I’m currently dealing with an undesirably high memory overhead in the context of Deep Reinforcement Learning and TransformerXL.

Selecting indices from a tensor creates a new tensor and hence allocates more memory.
Indices are heavily redundant in my case. What are alternative ideas to reduce memory overhead? More context can be found below.

Example Code

import torch

# Print CUDA memory usage: 991.75 MB
mem = torch.cuda.mem_get_info(device=None)
print("0 mem usage: {} MB".format((mem[1] - mem[0]) / 1024 / 1024))

# Build episode tensor
num_episodes = 120
num_blocks = 4
dim = 512
max_episode_steps = 1024
episodes = torch.randn((num_episodes, max_episode_steps, num_blocks, dim))

# Setup episode indices per batch item
batch_size = 512
episode_indices = torch.randint(0, num_episodes, (batch_size,))

# Print CUDA memory usage: 1955.75 MB
mem = torch.cuda.mem_get_info(device=None)
print("1 mem usage: {} MB".format((mem[1] - mem[0]) / 1024 / 1024))

# Select episodes
# Indexing a tensor (NOT slicing) creates a new tensor
episodes = episodes[episode_indices]
# equivalent to:
# episodes = torch.index_select(episodes, 0, episode_indices)
print(episodes.untyped_storage().data_ptr()) # new pointer!

# Print CUDA memory usage: 6061.75 MB
mem = torch.cuda.mem_get_info(device=None)
print("2 mem usage: {} MB".format((mem[1] - mem[0]) / 1024 / 1024))

Deep Reinforcement Learning + TransformerXL Use-Case

I added an episodic TransformerXL memory to Proximal Policy Optimization. The episodic memory stores previous inputs (activations) of TransformerXL blocks of shape (num episodes, max episode steps, num blocks, block dim). During optimization, every batch item needs its suitable episodic memory as it was presented at its particular timestep. To achieve this, I store indices for every timestep indicating which episodic memory to use. Those indices are used to select the episode memories for mini batch optimization. This causes a severe memory overhead because indexing a tensor creates a new tensor.

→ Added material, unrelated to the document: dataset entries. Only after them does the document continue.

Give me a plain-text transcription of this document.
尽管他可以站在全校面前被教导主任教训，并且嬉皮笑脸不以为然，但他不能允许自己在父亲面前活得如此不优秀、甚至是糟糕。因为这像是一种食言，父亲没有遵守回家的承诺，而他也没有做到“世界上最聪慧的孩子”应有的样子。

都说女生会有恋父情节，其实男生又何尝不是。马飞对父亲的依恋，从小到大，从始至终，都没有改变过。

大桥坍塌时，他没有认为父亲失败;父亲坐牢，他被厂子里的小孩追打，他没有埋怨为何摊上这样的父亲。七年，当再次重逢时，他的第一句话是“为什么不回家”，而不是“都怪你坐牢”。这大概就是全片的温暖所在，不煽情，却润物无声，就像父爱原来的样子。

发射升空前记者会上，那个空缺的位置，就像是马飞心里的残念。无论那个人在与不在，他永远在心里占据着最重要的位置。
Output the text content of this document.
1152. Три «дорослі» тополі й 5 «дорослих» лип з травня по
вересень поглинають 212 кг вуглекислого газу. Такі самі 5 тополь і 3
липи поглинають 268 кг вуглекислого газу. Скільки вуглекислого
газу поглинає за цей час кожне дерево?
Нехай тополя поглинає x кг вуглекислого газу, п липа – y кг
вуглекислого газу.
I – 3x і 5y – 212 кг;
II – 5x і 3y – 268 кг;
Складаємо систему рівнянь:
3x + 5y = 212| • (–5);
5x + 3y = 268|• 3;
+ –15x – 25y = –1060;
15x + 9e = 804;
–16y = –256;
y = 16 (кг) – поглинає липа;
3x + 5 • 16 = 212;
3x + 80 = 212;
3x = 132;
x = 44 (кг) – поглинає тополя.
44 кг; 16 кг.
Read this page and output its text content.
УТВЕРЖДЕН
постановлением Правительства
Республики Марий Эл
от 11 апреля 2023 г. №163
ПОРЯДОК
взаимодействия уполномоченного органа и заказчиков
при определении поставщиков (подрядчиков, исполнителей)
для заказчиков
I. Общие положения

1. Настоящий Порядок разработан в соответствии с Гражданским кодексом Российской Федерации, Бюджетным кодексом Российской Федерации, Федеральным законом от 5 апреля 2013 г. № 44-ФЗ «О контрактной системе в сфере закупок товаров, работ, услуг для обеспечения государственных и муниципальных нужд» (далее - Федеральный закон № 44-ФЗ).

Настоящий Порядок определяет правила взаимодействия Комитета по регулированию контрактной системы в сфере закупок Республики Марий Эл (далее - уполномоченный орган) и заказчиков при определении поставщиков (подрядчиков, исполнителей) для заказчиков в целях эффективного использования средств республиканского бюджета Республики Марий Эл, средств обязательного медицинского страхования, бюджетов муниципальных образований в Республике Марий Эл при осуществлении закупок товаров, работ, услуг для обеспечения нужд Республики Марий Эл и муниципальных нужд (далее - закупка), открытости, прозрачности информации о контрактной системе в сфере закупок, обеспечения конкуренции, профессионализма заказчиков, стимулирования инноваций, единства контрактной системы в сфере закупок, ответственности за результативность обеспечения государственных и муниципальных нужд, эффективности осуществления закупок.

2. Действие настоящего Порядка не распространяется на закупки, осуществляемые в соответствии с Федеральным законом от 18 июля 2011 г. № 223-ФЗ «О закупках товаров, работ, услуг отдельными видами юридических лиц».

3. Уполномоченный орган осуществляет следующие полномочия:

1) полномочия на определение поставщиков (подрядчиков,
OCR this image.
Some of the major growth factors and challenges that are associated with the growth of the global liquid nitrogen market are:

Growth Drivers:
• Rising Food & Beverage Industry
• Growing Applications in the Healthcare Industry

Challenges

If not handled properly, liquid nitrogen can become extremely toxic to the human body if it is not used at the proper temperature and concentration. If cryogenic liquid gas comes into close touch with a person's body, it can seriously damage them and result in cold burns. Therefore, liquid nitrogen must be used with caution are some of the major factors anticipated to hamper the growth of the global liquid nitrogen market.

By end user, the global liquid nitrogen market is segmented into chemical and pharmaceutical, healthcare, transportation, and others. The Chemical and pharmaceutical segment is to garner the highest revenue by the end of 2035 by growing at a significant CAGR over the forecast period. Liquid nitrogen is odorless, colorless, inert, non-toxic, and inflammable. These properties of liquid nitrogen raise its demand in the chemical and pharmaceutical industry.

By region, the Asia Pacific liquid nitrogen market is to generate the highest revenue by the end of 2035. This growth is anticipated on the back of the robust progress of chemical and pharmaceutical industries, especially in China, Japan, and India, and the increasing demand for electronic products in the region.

My only idea so far is to collect and sample the episode memories on CPU. Another step is to extract sliding memory windows. Once these steps are completed, I could send the result to the GPU for optimization. This I/O should cost 1-2 seconds per optimization cycle. In my current experiments, this could cost me 16 hours per run.

Because of this very dynamic reinforcement learning system, I cannot tell how many episode memories are sampled before optimization. The batch size is fixed. Padding is also an issue as I rely on max episode steps. The episode memory data is highly redundant.